The Hope donations amount to over three per cent of the $70,000 brought in by 250 runners, 86 of them firefighters. Funds will be used to support the Lung Association’s programs, promoting healthy lungs.
Fire chief Tom DeSorcy was at a curling bonspiel, so couldn’t be there to cheer on Arrowsmith.
“All of us in the Hope Fire Department are very proud of Becca and her accomplishments,” he said. “She is just one example of the dedication to training among our members. Personally, as a volunteer myself with the BC Lung Association, it’s awesome that our members have embraced the event. In fact, a dedicated team are already in training for next year.”
Buy-Low Foods manager, Pauline Svensrud added, “Rebecca has been working here since she was 14 and she still fills in on a part-time basis. We’re all proud of her accomplishments at the stairclimb and of being able to be part of her reaching her fundraising goals.”

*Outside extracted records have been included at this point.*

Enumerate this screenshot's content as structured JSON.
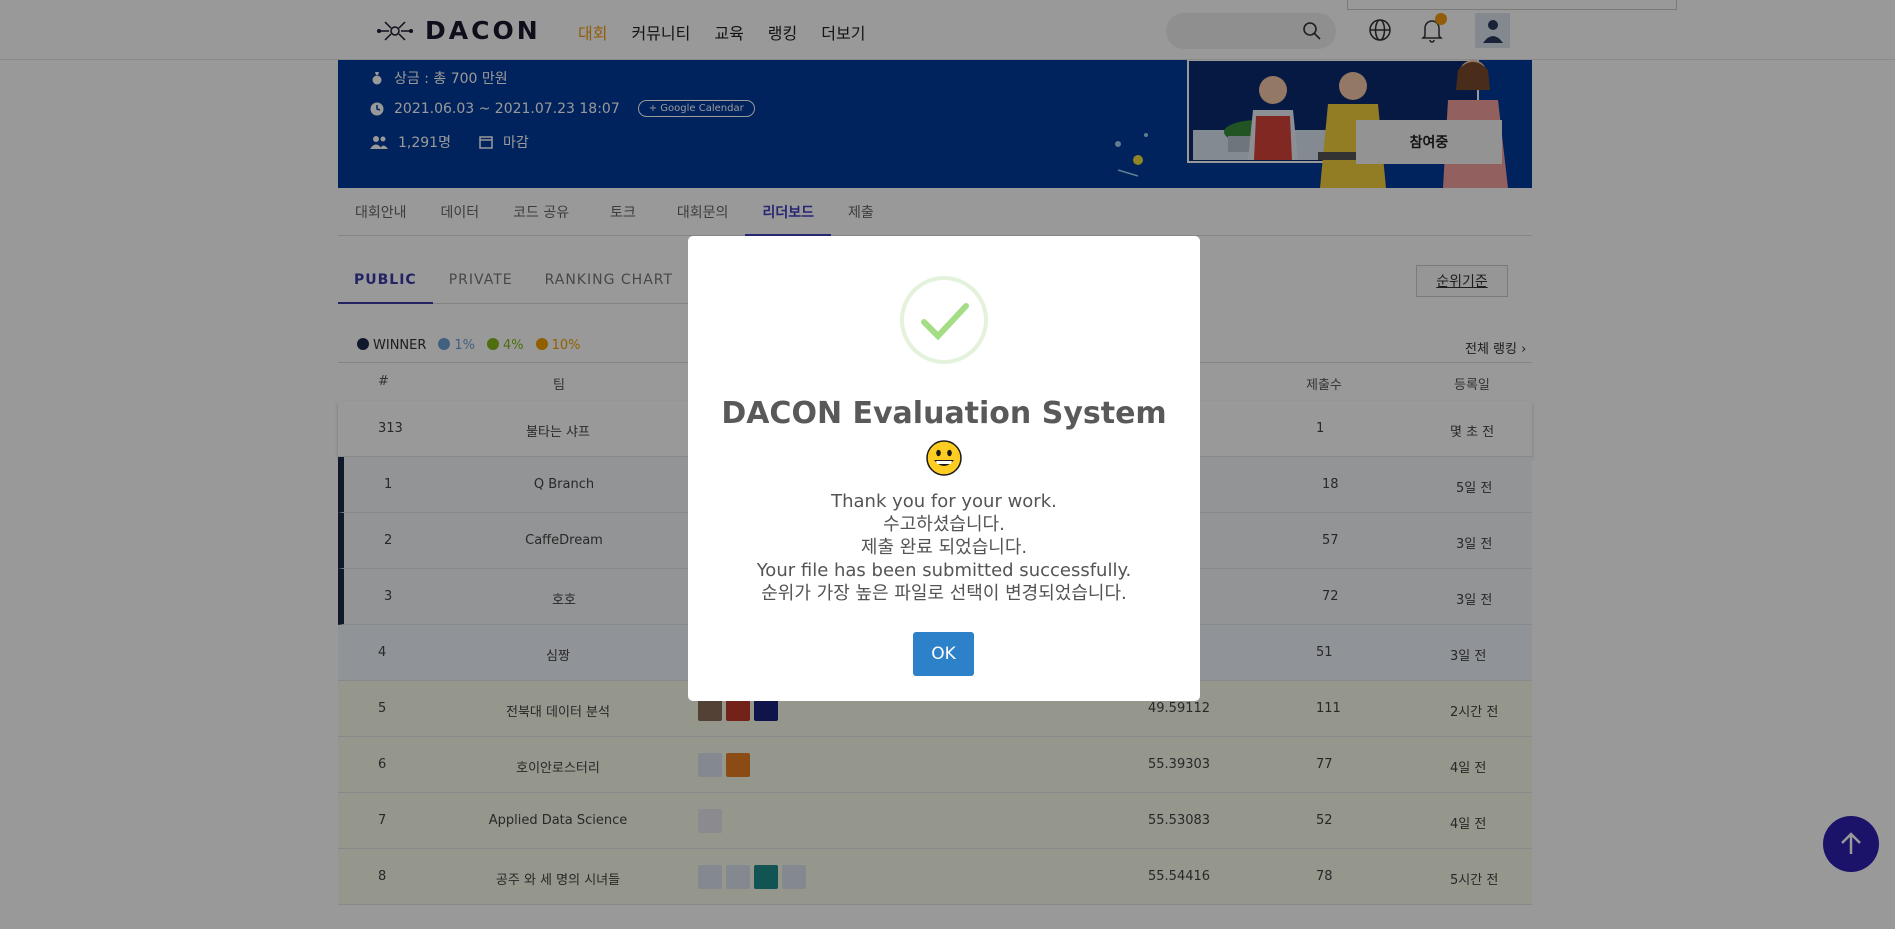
{
  "nav": {
    "logo_text": "DACON",
    "menu": [
      "대회",
      "커뮤니티",
      "교육",
      "랭킹",
      "더보기"
    ],
    "active_index": 0,
    "notification_color": "#f39c12"
  },
  "banner": {
    "prize": "상금 : 총 700 만원",
    "period": "2021.06.03 ~ 2021.07.23 18:07",
    "google_calendar": "+ Google Calendar",
    "participants": "1,291명",
    "status": "마감",
    "join_button": "참여중",
    "bg_color": "#003a9b"
  },
  "tabs": [
    "대회안내",
    "데이터",
    "코드 공유",
    "토크",
    "대회문의",
    "리더보드",
    "제출"
  ],
  "active_tab": "리더보드",
  "subtabs": [
    "PUBLIC",
    "PRIVATE",
    "RANKING CHART"
  ],
  "rank_criteria_button": "순위기준",
  "legend": [
    {
      "label": "WINNER",
      "color": "#1c2a4a"
    },
    {
      "label": "1%",
      "color": "#6fa0d4"
    },
    {
      "label": "4%",
      "color": "#82b81a"
    },
    {
      "label": "10%",
      "color": "#f0a000"
    }
  ],
  "all_ranking_link": "전체 랭킹 ›",
  "table": {
    "headers": {
      "rank": "#",
      "team": "팀",
      "submissions": "제출수",
      "date": "등록일"
    },
    "my_row": {
      "rank": "313",
      "team": "불타는 샤프",
      "score": "",
      "submissions": "1",
      "date": "몇 초 전"
    },
    "rows": [
      {
        "rank": "1",
        "team": "Q Branch",
        "score": "",
        "submissions": "18",
        "date": "5일 전"
      },
      {
        "rank": "2",
        "team": "CaffeDream",
        "score": "",
        "submissions": "57",
        "date": "3일 전"
      },
      {
        "rank": "3",
        "team": "호호",
        "score": "",
        "submissions": "72",
        "date": "3일 전"
      },
      {
        "rank": "4",
        "team": "심짱",
        "score": "",
        "submissions": "51",
        "date": "3일 전"
      },
      {
        "rank": "5",
        "team": "전북대 데이터 분석",
        "score": "49.59112",
        "submissions": "111",
        "date": "2시간 전"
      },
      {
        "rank": "6",
        "team": "호이안로스터리",
        "score": "55.39303",
        "submissions": "77",
        "date": "4일 전"
      },
      {
        "rank": "7",
        "team": "Applied Data Science",
        "score": "55.53083",
        "submissions": "52",
        "date": "4일 전"
      },
      {
        "rank": "8",
        "team": "공주 와 세 명의 시녀들",
        "score": "55.54416",
        "submissions": "78",
        "date": "5시간 전"
      }
    ]
  },
  "modal": {
    "title": "DACON Evaluation System",
    "lines": [
      "Thank you for your work.",
      "수고하셨습니다.",
      "제출 완료 되었습니다.",
      "Your file has been submitted successfully.",
      "순위가 가장 높은 파일로 선택이 변경되었습니다."
    ],
    "ok_button": "OK",
    "check_color": "#a5dc86",
    "ok_color": "#2d81c9"
  }
}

Though Arrowsmith is active in her daily life, it’s hard to prepare for the grind of 48 flights of stairs, breathing through a Scott air pack and wearing a total 30 kilograms (65 pounds) of gear.
At Vancouver’s Sheraton Wall Centre Hotel, the stair climb starts with two flights in the basement, followed by a lateral sprint through the lobby — then 46 flights of stairs to the top floor.
“Oh yeah,” said Arrowsmith. “After the fifth consecutive flight, you start to feel it. For me, it was in the legs.
“Crowding wasn’t as bad this year,” she said. “They spaced it out by about 20 seconds between runners. I only had to pass two people and I got passed by one.
“The fastest guy was seven minutes, 30 seconds,” said Arrowsmith. “He passed me on the steps… a big, tall guy, taking two steps at a time. It seemed like a normal step for him.” She had learned in her first run, in 2015, that skipping a step wasn’t going to work for her.
After shedding her gear and downing some water, Arrowsmith rode the elevator to the ground floor and readied for the awards ceremony.
The only downer of the day was that her soccer game was cancelled, due to snow.
“I was kind of looking forward to it,” said Arrowsmith, “as it was against one of our closest rivals.”
But what’s guaranteed is that none of the others would have gone through Arrowsmith’s pre-game warm-up.